O que Lula deveria dizer se quer mesmo a paz em Israel O que Lula deveria dizer se quer mesmo a paz em Israel
O Antagonista

O que Lula deveria dizer se quer mesmo a paz em Israel

avatar
Carlos Graieb
5 minutos de leitura 11.10.2023 20:44 comentários
Opinião

O que Lula deveria dizer se quer mesmo a paz em Israel

A esquerda brasileira respondeu no automático ao terrorismo do Hamas e acabou pagando um preço nos últimos dias.
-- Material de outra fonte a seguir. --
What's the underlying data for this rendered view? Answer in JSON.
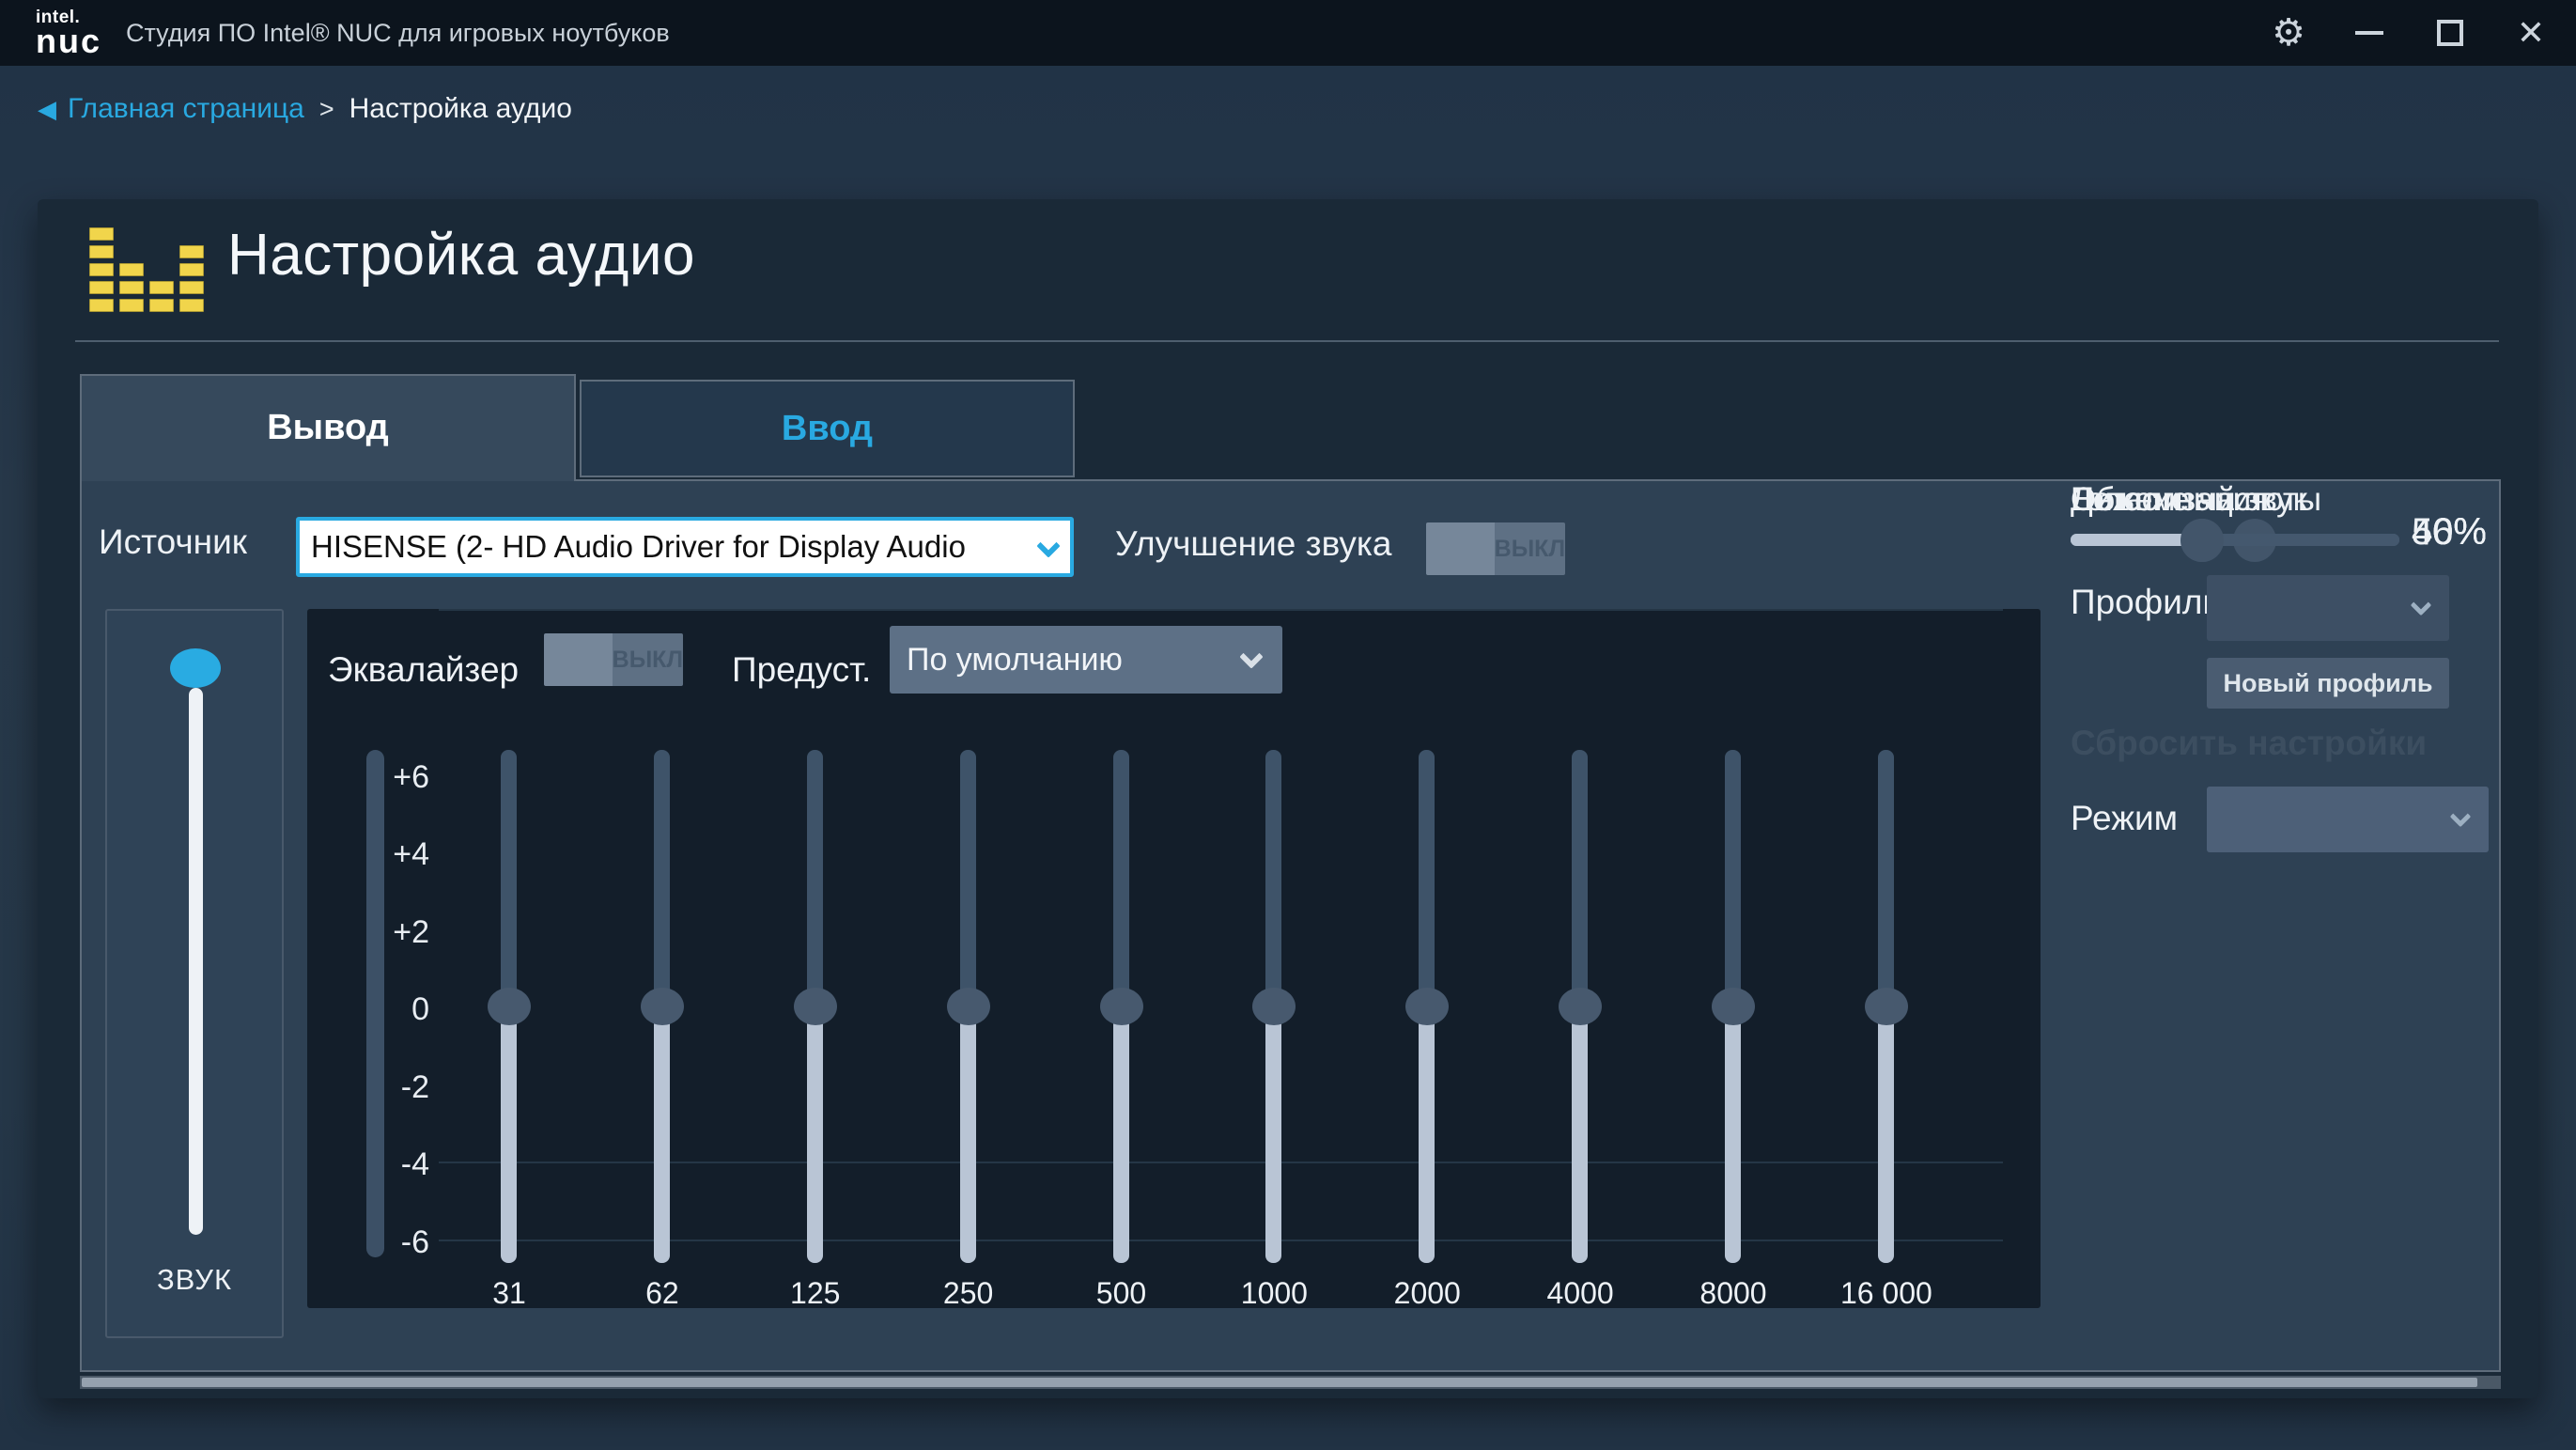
{
  "titlebar": {
    "logo_top": "intel.",
    "logo_main": "nuc",
    "app_title": "Студия ПО Intel® NUC для игровых ноутбуков"
  },
  "icons": {
    "gear": "⚙",
    "close": "✕",
    "back": "◀",
    "equalizer_icon_color": "#f1d54b"
  },
  "breadcrumb": {
    "back_label": "Главная страница",
    "separator": ">",
    "current": "Настройка аудио"
  },
  "page": {
    "title": "Настройка аудио"
  },
  "tabs": [
    {
      "label": "Вывод",
      "active": true
    },
    {
      "label": "Ввод",
      "active": false
    }
  ],
  "source": {
    "label": "Источник",
    "value": "HISENSE (2- HD Audio Driver for Display Audio",
    "enhancement_label": "Улучшение звука",
    "enhancement_state": "ВЫКЛ"
  },
  "volume": {
    "label": "ЗВУК",
    "value": 100
  },
  "equalizer": {
    "label": "Эквалайзер",
    "toggle_state": "ВЫКЛ",
    "preset_label": "Предуст.",
    "preset_value": "По умолчанию",
    "scale": [
      "+6",
      "+4",
      "+2",
      "0",
      "-2",
      "-4",
      "-6"
    ],
    "bands": [
      {
        "freq": "31",
        "value": 0
      },
      {
        "freq": "62",
        "value": 0
      },
      {
        "freq": "125",
        "value": 0
      },
      {
        "freq": "250",
        "value": 0
      },
      {
        "freq": "500",
        "value": 0
      },
      {
        "freq": "1000",
        "value": 0
      },
      {
        "freq": "2000",
        "value": 0
      },
      {
        "freq": "4000",
        "value": 0
      },
      {
        "freq": "8000",
        "value": 0
      },
      {
        "freq": "16 000",
        "value": 0
      }
    ]
  },
  "profile": {
    "label": "Профиль",
    "value": "",
    "new_profile_button": "Новый профиль",
    "reset_label": "Сбросить настройки",
    "mode_label": "Режим",
    "mode_value": ""
  },
  "effects": [
    {
      "label": "Нижние частоты",
      "value": 56,
      "display": "56%"
    },
    {
      "label": "Детализация",
      "value": 40,
      "display": "40%"
    },
    {
      "label": "Голос",
      "value": 40,
      "display": "40%"
    },
    {
      "label": "Объемный звук",
      "value": 40,
      "display": "40%"
    }
  ],
  "colors": {
    "accent": "#29a9e1",
    "titlebar_bg": "#0c141d",
    "card_bg": "#1a2937",
    "panel_bg": "#2e4154",
    "eq_bg": "#131e2a",
    "slider_fill": "#b9c5d5",
    "slider_track": "#44586e"
  }
}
Debaixo de críticas, precisou deixar de lado o hábito de tratar como equivalentes ações assassinas direcionadas contra civis e ações militares direcionadas contra terroristas islâmicos...

avatar
Carlos Graieb
5 minutos de leitura 11.10.2023 20:44 comentários 0
O que Lula deveria dizer se quer mesmo a paz em Israel
Lula e Guilherme Boulos em fevereiro de 2022. Foto: (Ricardo Stuckert)

A esquerda brasileira respondeu no automático ao terrorismo do Hamas e acabou pagando um preço nos últimos dias. Debaixo de críticas, precisou deixar de lado o hábito de tratar como equivalentes ações assassinas direcionadas contra civis e ações militares direcionadas contra terroristas islâmicos.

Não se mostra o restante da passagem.